Why certainly one can be
A beautiful soul
If in her days
She is not required
To kill game
Or slash throats
Survival Pact
Carrie in her sleek business suit looks out the window of our 18th floor offices this afternoon.
"It's such a beautiful day," she says. "It's sad that people in the world are killing each other."
On a Friday like this, we wander away from software-speak and into the thought of surviving after a nuclear holocaust. I suddenly realize that people like my twin sister, Naomi, who is very strong at heart though unable to get a full-time job, would fare well.
"She has good instincts," I say, pondering on her fierceness. Naomi used to be a home health aid, and once when she was assigned to care for a rich, lonely woman named Mrs. Pace.
Mrs. Pace lives near Colony Surf Hotel and Michel's Restaurant. She was the president of a travel agency and had a reputation for being ruthless with her employees.

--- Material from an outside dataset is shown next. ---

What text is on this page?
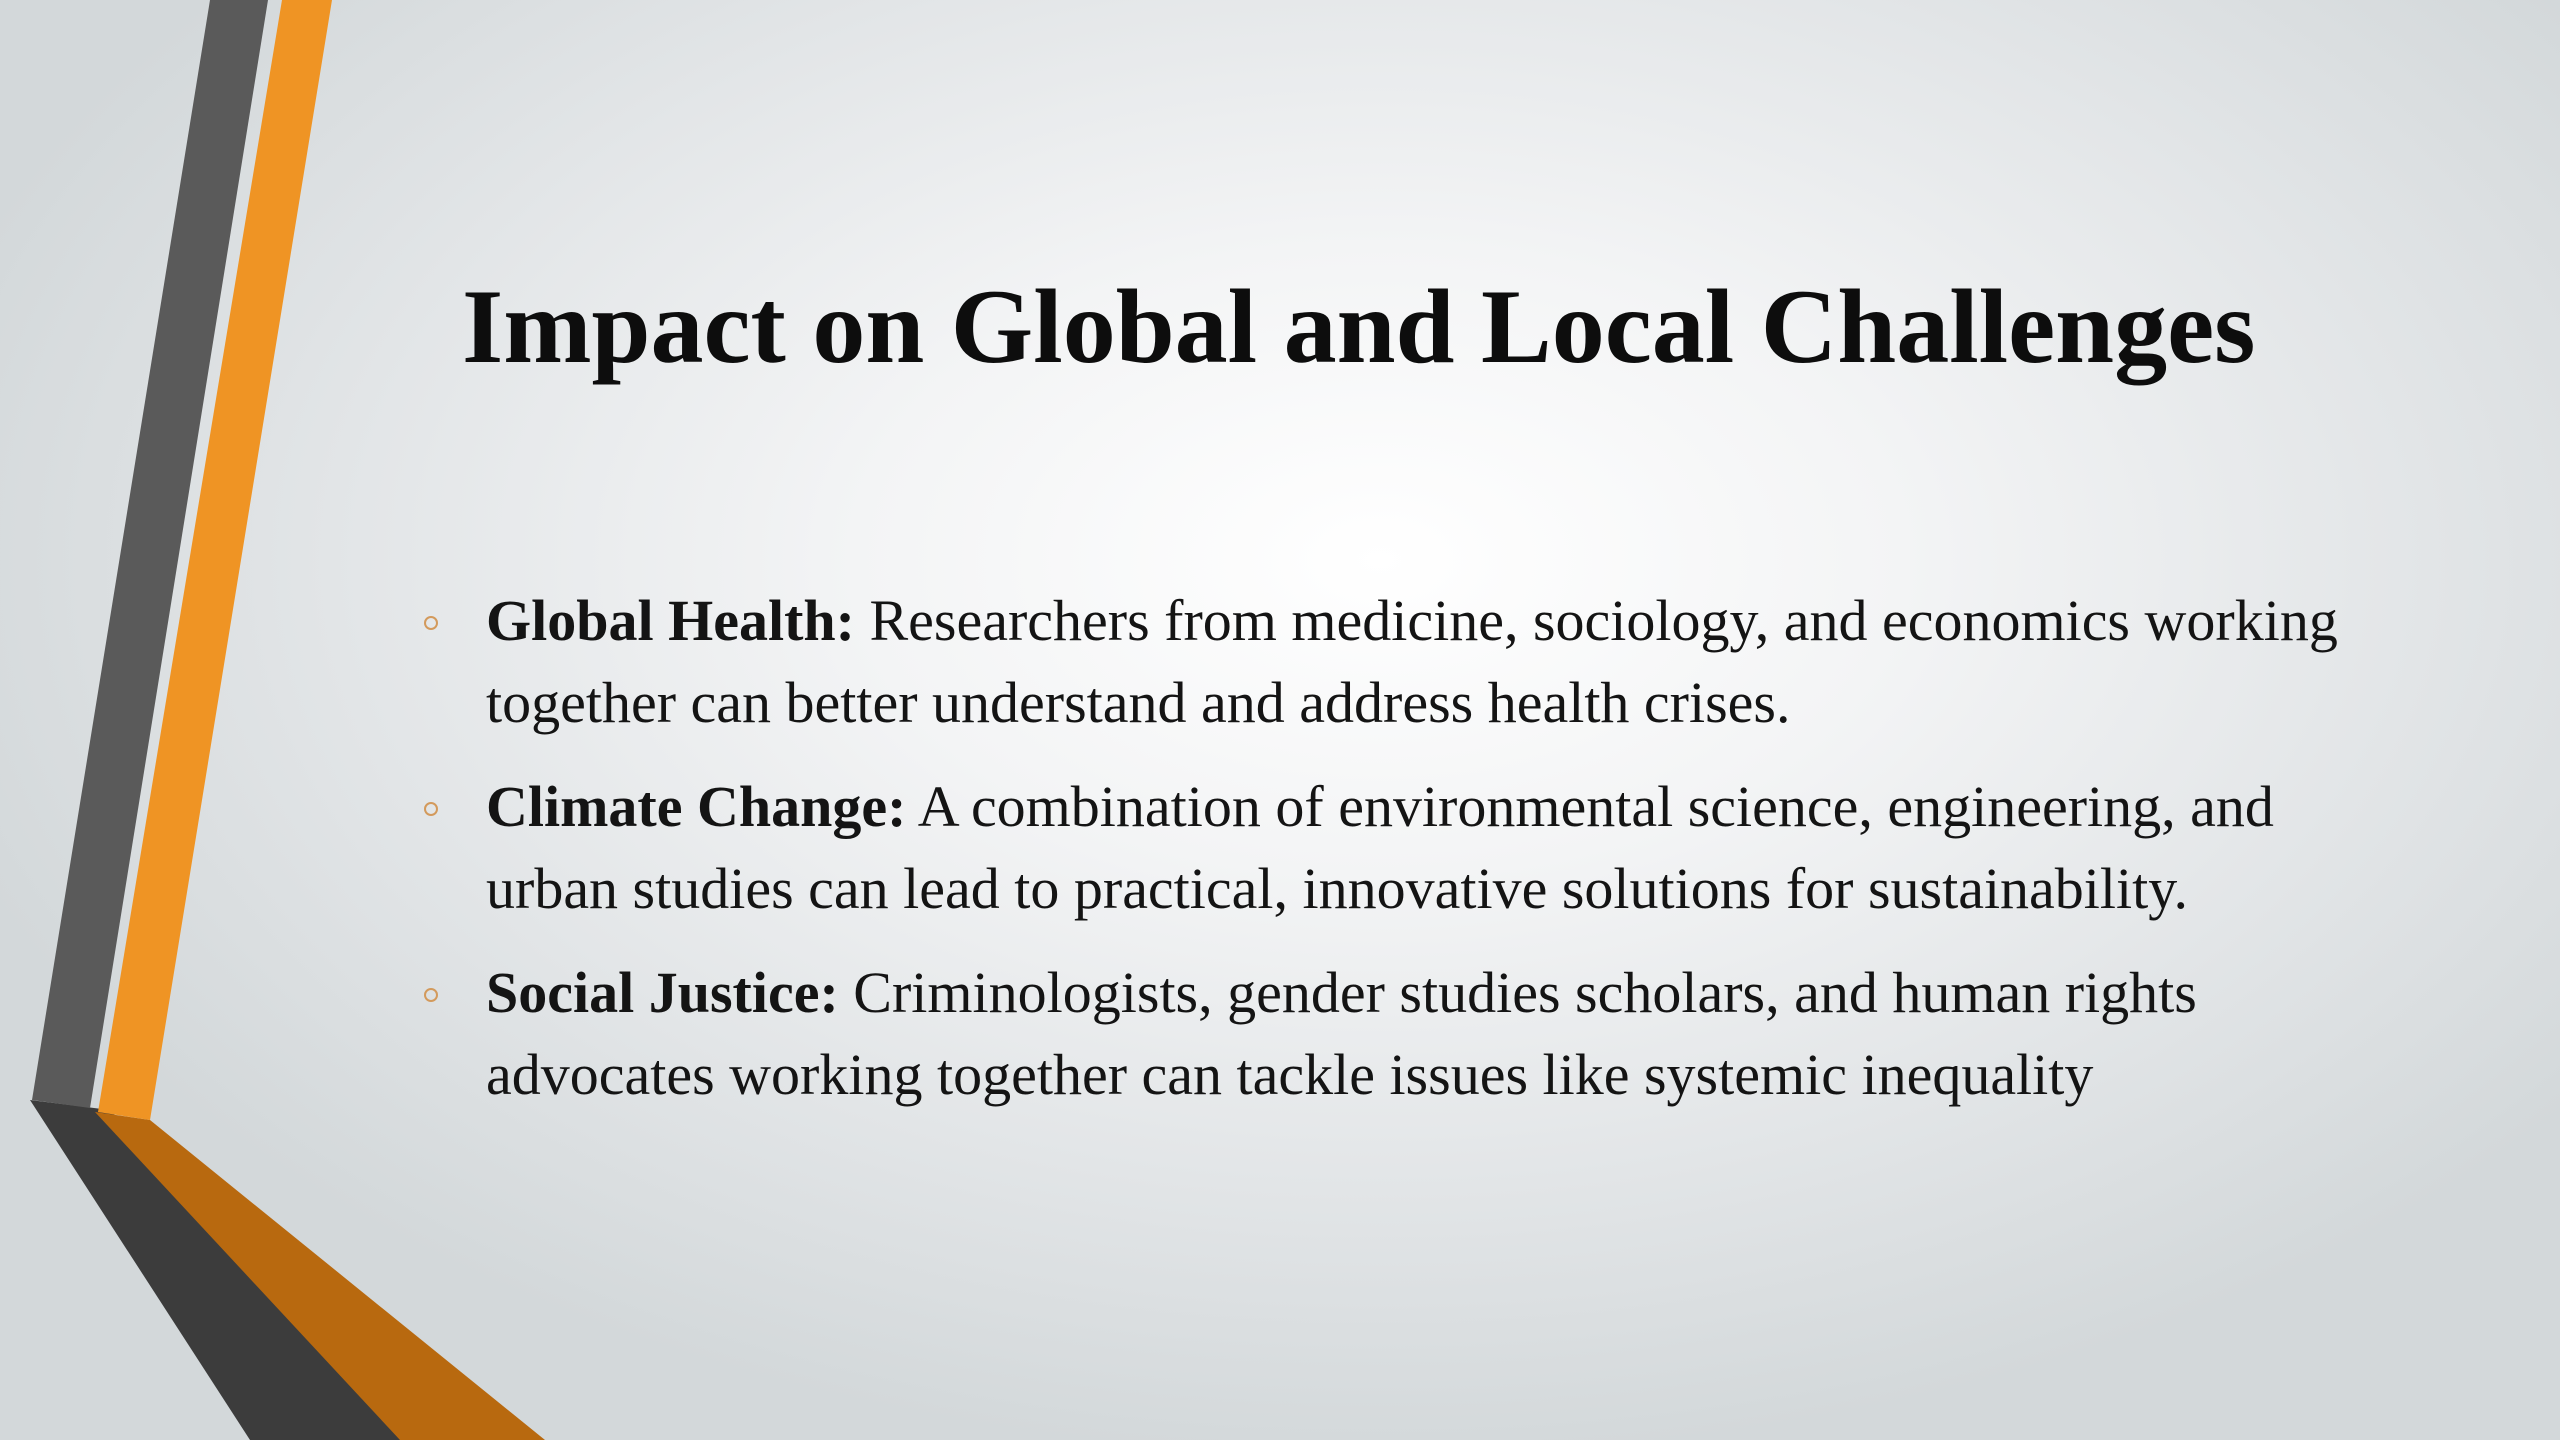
Impact on Global and Local Challenges
Global Health: Researchers from medicine, sociology, and economics working together can better understand and address health crises.
Climate Change: A combination of environmental science, engineering, and urban studies can lead to practical, innovative solutions for sustainability.
Social Justice: Criminologists, gender studies scholars, and human rights advocates working together can tackle issues like systemic inequality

So on the day my sister arrived at Mrs. Pace's condo, Mrs. Pace yells, "Where the hell were you?" to which my sister begins to explain that her company told her to arrive at 8 a.m., which was an hour later than the time Mrs. Pace had expected. But Mrs. Pace cuts into her explanation and sees a muffin in Naomi's hand, "Put that away! I don't want any of my girls eating when they are with me!" So Naomi obliges and continues to endure a string of condescending remarks from this woman.
Mrs. Pace instructs Naomi to get her car so they can go shopping. When Naomi arrives with her car, Mrs. Pace settles in the passenger seat then again yells, "Where the hell were you?"
Now Naomi is indignant. And her quiet demeanor is transformed into a tsunami, with her voice showering the place with great force.
"You know Mrs. Pace? Get out of my car, get back in your house and find somebody else to do this for you! I don't appreciate how you treat me, and I don't need your money!"
Mrs. Pace gets out of the car then sneers, "You act like you have a brain in your head."
"You know," Naomi replies, "you'd be a lot happier if you started treating people like human beings."
"Oh, shut up!"
"Oh, you shut up!"
Naomi reported Mrs. Pace to her employer. "If you allow your employees to be treated this way," she says, "the morale of your company is going to go down." Mrs. Pace was dropped as a client.
Naomi doesn't have a whole lot of skills that fit a traditional workplace. There are gems here and there that can't seem to patch together and make her desirable enough for any one company to give her a salary, health insurance and a 401K plan. But, come a nuclear holocaust, I do want her around.
Carrie tells me that in a holocaust situation, people who know how to make a turbine will have the most power in the new social structure. We sort of joked about a "Survivor Pact," where we'd have a plan of who would be in the group and where to meet if our world suddenly turned upside down.
Then I began to think about my value in such a setting. Interestingly enough, I don't think my role would be very different than what it is now.